Now we will find total amount which is in the form of denominations as Rs. 5 and Rs. 10. Therefore, we get
The total amount in Rs. 500 is in the form of denominations as Rs. 5 \[ = 5 \times \]number of rs. 5 notes
\[ \Rightarrow \]The total amount in Rs. 500 is in the form of denominations as Rs. 5 \[ = 5x\]
Now, the total amount in Rs. 500 is in the form of denominations as Rs. 10 \[ = 10 \times \]number of rs. 10 notes
\[ \Rightarrow \] The total amount in Rs. 500 is in the form of denominations as Rs. 10 \[ = 10(90 - x)\]
Now, we have to find the number of notes of each denomination.
We know that the total sum is Rs. 500. So, we will add the total amount in the form of denominations as Rs. 5 and Rs. 10 and equate it to 500. Therefore, we get
\[5x + 10(90 - x) = 500\]
Multiplying the terms, we get
\[ \Rightarrow 5x + 900 - 10x = 500\]
Subtracting the like terms, we get
\[ \Rightarrow 400 = 5x\]
Dividing both the sides by \[5\] , we get
\[ \Rightarrow \dfrac{{5x}}{5} = \dfrac{{400}}{5}\]
\[ \Rightarrow x = 80\]
The total number of notes with the denomination of Rs. 5 is 80.
Substituting the value of \[x\] in \[y = 90 - x\], we get
\[ \Rightarrow y = 90 - 80\]
Subtracting the terms, we get
\[ \Rightarrow y = 10\]
The total number of notes with the denomination of Rs. 10 is 10.
Therefore, the number of notes of each denomination of Rs. 5 and Rs.10 is 80 and 90 respectively.

Note: We have to know that every currency note or coin has a monetary value. So, the number of notes we have multiplied with the monetary value of the note gives us the total money we got. We can verify the answer by multiplying the number of notes with the denomination, we will get the total sum.
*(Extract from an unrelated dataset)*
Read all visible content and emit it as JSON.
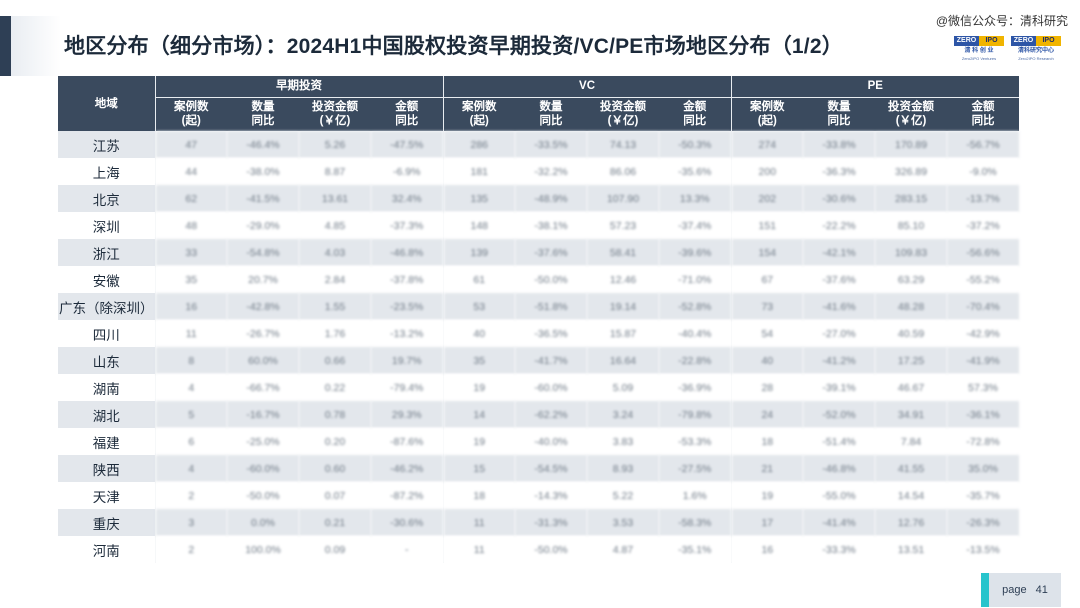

Substituting the value of \[x\] and \[y\] in the equation \[5x + 10(90 - x) = 500\] , we get
\[ \Rightarrow 5\left( {80} \right) + 10(90 - 80) = 500\]
Simplifying the expression, we get
\[ \Rightarrow 400 + 10\left( {10} \right) = 500\]
Multiplying 10 by 10, we get
\[ \Rightarrow 400 + 100 = 500\]
Adding the terms on LHS, we get
\[ \Rightarrow 500 = 500\]
The left hand side of the equation is equal to the right hand side, so our answer is correct.
We can follow the same method of calculation irrespective of the denomination.